Consider CSV data. It can be handled in one of several ways. We can use simple Java techniques such as the String class' split method. In the following sequence, a string array, csvArray, is assumed to hold comma-delimited data. The split method populates a second array, tokenArray.

for(int i=0; i<csvArray.length; i++) { 
    tokenArray[i] = csvArray[i].split(","); 
} 

More complex data types require APIs to retrieve the data. For example, in Chapter 3, Data Cleaning, we will use the Jackson Project (https://github.com/FasterXML/jackson) to retrieve fields from a JSON file. The example uses a file containing a JSON-formatted presentation of a person, as shown next:

{ 
 "firstname":"Smith",
 "lastname":"Peter", 
 "phone":8475552222,
 "address":["100 Main Street","Corpus","Oklahoma"] 
}

The code sequence that follows shows how to extract the values for fields of a person. A parser is created, which uses getCurrentName to retrieve a field name. If the name is firstname, then the getText method returns the value for that field. The other fields are handled in a similar manner.

try { 
    JsonFactory jsonfactory = new JsonFactory(); 
    JsonParser parser = jsonfactory.createParser( 
        new File("Person.json")); 
    while (parser.nextToken() != JsonToken.END_OBJECT) { 
        String token = parser.getCurrentName(); 
        if ("firstname".equals(token)) { 
            parser.nextToken(); 
            String fname = parser.getText(); 
            out.println("firstname : " + fname); 
        } 
        ... 
    } 
    parser.close(); 
} catch (IOException ex) { 
    // Handle exceptions 
} 

The output of this example is as follows:

firstname : Smith

Simple data cleaning may involve converting the text to lowercase, replacing certain text with blanks, and removing multiple whitespace characters with a single blank. One way of doing this is shown next, where a combination of the String class' toLowerCase, replaceAll, and trim methods are used. Here, a string containing dirty text is processed:

dirtyText = dirtyText 
    .toLowerCase() 
    .replaceAll("[\\d[^\\w\\s]]+", "  
    .trim(); 
while(dirtyText.contains("  ")){ 
      dirtyText = dirtyText.replaceAll("  ", " "); 
}            

Stop words are words such as the, and, or but that do not always contribute to the analysis of text. Removing these stop words can often improve the results and speed up the processing.

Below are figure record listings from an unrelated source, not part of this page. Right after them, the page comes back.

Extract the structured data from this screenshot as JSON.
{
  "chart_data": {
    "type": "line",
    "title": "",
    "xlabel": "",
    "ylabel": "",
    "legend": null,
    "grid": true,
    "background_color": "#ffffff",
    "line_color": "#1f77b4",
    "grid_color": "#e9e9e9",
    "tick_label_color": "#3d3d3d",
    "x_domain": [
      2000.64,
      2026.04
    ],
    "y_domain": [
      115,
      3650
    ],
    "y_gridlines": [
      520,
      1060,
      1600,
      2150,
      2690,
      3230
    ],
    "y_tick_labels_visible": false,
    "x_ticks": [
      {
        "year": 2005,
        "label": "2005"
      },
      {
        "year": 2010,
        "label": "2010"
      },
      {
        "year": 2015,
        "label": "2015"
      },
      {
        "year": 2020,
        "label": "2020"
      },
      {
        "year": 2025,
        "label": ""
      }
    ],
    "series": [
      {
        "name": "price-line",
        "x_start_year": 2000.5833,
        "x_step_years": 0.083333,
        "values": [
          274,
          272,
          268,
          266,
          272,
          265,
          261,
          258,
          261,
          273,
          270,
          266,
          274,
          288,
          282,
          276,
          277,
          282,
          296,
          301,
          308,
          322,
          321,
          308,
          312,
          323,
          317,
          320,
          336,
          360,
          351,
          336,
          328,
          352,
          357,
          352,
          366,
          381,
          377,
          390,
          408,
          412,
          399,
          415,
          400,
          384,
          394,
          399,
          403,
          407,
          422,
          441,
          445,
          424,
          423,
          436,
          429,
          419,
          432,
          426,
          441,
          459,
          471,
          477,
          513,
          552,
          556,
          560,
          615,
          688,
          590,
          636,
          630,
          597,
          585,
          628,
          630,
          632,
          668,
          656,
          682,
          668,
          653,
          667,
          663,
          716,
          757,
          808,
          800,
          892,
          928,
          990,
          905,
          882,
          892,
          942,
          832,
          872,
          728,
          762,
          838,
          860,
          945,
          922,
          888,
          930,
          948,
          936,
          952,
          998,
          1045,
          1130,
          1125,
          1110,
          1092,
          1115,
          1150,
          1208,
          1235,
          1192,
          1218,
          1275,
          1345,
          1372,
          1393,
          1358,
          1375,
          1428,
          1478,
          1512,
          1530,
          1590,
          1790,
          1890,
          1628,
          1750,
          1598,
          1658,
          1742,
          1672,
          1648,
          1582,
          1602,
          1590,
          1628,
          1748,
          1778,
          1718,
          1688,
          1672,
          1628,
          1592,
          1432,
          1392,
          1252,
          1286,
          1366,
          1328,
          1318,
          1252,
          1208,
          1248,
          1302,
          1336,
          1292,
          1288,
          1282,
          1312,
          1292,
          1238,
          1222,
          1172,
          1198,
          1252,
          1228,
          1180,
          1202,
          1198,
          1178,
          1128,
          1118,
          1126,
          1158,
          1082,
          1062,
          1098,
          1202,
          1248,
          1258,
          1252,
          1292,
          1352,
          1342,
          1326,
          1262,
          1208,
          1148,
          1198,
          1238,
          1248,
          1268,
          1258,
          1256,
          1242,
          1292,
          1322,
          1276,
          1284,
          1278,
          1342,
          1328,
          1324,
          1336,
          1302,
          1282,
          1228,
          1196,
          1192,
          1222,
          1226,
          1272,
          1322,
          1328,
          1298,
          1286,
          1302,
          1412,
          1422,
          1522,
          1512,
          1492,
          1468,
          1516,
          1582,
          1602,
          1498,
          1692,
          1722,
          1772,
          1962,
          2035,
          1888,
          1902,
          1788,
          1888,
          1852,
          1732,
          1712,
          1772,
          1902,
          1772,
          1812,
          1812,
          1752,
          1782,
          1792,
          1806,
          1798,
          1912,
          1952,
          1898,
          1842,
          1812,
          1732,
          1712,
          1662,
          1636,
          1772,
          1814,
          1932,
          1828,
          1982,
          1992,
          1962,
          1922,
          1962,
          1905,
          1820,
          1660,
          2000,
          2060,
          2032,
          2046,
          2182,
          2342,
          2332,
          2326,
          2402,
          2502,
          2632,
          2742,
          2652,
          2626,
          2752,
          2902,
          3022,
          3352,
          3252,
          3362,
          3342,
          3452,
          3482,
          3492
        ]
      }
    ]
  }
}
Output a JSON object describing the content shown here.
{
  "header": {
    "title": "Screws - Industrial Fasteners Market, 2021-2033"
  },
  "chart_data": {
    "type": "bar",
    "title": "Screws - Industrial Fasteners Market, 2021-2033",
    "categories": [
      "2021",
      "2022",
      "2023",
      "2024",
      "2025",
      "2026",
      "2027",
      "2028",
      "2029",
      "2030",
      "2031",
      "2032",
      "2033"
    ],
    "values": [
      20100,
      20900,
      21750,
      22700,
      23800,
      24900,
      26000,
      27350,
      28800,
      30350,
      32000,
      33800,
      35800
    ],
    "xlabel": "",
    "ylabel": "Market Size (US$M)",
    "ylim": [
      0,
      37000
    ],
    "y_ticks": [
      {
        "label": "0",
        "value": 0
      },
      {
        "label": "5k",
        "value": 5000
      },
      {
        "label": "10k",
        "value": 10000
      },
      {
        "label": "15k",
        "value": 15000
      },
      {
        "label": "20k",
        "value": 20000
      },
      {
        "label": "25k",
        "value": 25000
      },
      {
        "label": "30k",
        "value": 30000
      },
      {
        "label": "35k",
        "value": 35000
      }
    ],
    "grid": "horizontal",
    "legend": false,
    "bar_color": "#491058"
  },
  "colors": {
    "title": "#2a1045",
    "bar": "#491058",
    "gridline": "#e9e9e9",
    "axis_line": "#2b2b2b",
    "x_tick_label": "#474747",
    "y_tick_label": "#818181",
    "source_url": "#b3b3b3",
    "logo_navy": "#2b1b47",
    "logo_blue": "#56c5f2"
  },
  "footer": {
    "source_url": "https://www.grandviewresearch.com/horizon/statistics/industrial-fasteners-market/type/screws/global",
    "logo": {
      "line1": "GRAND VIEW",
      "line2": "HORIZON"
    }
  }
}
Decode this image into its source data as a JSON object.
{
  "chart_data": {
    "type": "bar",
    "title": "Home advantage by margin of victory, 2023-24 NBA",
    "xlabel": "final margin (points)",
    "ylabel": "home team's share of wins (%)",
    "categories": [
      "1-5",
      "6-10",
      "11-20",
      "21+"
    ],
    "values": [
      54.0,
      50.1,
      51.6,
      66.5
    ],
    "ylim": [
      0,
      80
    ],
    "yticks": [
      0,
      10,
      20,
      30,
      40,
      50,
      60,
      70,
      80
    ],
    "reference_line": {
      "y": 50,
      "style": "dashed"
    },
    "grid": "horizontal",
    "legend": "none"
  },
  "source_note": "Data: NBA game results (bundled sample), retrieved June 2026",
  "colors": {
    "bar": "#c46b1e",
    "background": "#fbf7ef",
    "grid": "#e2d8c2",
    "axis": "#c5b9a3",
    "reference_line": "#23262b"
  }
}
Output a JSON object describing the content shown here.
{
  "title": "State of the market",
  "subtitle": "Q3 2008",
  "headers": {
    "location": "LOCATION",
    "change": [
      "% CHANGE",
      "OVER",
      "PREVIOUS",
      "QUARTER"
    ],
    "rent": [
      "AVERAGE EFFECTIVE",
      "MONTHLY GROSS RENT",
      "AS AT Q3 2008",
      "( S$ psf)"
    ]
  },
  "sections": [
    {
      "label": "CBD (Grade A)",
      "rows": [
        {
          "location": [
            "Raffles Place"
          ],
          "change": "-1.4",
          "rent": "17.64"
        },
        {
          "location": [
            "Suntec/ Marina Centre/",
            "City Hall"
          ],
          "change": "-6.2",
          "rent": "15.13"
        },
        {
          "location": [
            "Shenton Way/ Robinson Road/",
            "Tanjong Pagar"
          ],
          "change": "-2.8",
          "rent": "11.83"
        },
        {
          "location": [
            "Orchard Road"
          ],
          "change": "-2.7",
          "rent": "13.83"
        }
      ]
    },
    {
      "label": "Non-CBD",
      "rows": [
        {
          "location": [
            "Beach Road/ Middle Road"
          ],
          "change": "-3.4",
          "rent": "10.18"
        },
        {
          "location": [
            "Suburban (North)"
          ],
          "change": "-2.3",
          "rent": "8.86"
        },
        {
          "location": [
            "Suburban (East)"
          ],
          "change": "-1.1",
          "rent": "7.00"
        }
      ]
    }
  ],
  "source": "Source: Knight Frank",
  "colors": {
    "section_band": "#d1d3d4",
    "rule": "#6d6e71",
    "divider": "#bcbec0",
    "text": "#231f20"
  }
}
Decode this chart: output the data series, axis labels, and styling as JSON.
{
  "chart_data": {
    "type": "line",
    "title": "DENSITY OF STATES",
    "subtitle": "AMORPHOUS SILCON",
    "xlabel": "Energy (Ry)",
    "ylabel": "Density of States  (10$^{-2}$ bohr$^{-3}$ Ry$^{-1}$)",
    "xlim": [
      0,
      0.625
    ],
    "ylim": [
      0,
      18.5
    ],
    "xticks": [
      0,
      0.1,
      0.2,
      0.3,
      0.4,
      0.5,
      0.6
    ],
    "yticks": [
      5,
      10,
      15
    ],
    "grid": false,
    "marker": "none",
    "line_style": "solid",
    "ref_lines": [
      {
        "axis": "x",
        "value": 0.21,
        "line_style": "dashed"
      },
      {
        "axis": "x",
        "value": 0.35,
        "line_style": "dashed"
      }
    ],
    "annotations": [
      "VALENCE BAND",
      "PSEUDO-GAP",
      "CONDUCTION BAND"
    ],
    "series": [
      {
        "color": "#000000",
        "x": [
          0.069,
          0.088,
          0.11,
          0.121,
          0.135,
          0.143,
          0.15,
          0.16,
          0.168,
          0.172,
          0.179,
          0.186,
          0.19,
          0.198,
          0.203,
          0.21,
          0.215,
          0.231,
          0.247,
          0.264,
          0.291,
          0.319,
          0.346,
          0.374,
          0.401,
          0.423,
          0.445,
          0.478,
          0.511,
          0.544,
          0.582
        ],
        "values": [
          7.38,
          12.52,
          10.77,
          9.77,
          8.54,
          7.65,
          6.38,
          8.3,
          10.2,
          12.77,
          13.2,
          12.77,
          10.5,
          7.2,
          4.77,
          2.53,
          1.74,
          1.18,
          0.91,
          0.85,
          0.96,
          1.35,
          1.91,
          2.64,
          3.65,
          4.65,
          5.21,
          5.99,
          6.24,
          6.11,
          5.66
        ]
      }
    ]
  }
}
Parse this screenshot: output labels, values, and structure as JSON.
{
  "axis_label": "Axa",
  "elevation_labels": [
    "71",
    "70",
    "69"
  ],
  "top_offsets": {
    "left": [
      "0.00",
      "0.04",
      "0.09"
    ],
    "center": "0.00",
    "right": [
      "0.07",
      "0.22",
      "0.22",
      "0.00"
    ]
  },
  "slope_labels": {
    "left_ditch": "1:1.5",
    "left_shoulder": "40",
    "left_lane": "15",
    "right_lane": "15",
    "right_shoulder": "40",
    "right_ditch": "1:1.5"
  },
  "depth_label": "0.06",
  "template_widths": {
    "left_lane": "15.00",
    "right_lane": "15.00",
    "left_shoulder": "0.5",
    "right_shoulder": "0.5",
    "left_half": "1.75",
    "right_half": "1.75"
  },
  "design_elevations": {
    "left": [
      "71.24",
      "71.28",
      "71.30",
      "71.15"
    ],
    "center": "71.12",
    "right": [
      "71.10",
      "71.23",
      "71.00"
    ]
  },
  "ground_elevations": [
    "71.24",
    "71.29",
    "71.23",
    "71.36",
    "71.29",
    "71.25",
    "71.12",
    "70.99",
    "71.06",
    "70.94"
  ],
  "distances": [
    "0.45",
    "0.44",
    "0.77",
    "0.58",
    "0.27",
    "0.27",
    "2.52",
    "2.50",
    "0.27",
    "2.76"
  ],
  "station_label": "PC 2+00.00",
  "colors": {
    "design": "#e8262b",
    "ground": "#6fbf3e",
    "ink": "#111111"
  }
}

The LingPipe API can be used to remove stop words. In the next code sequence, a TokenizerFactory class instance is used to tokenize text. Tokenization is the process of returning individual words. The EnglishStopTokenizerFactory class is a special tokenizer that removes common English stop words.

text = text.toLowerCase().trim(); 
TokenizerFactory fact = IndoEuropeanTokenizerFactory.INSTANCE; 
fact = new EnglishStopTokenizerFactory(fact); 
Tokenizer tok = fact.tokenizer( 
    text.toCharArray(), 0, text.length()); 
for(String word : tok){ 
      out.print(word + " "); 
} 

Consider the following text, which was pulled from the book, Moby Dick:

Call me Ishmael. Some years ago- never mind how long precisely - having little or no money in my purse, and nothing particular to interest me on shore, I thought I would sail about a little and see the watery part of the world.

The output will be as follows:

call me ishmael . years ago - never mind how long precisely - having little money my purse , nothing particular interest me shore , i thought i sail little see watery part world .

These are just a couple of the data cleaning tasks discussed in Chapter 3, Data Cleaning.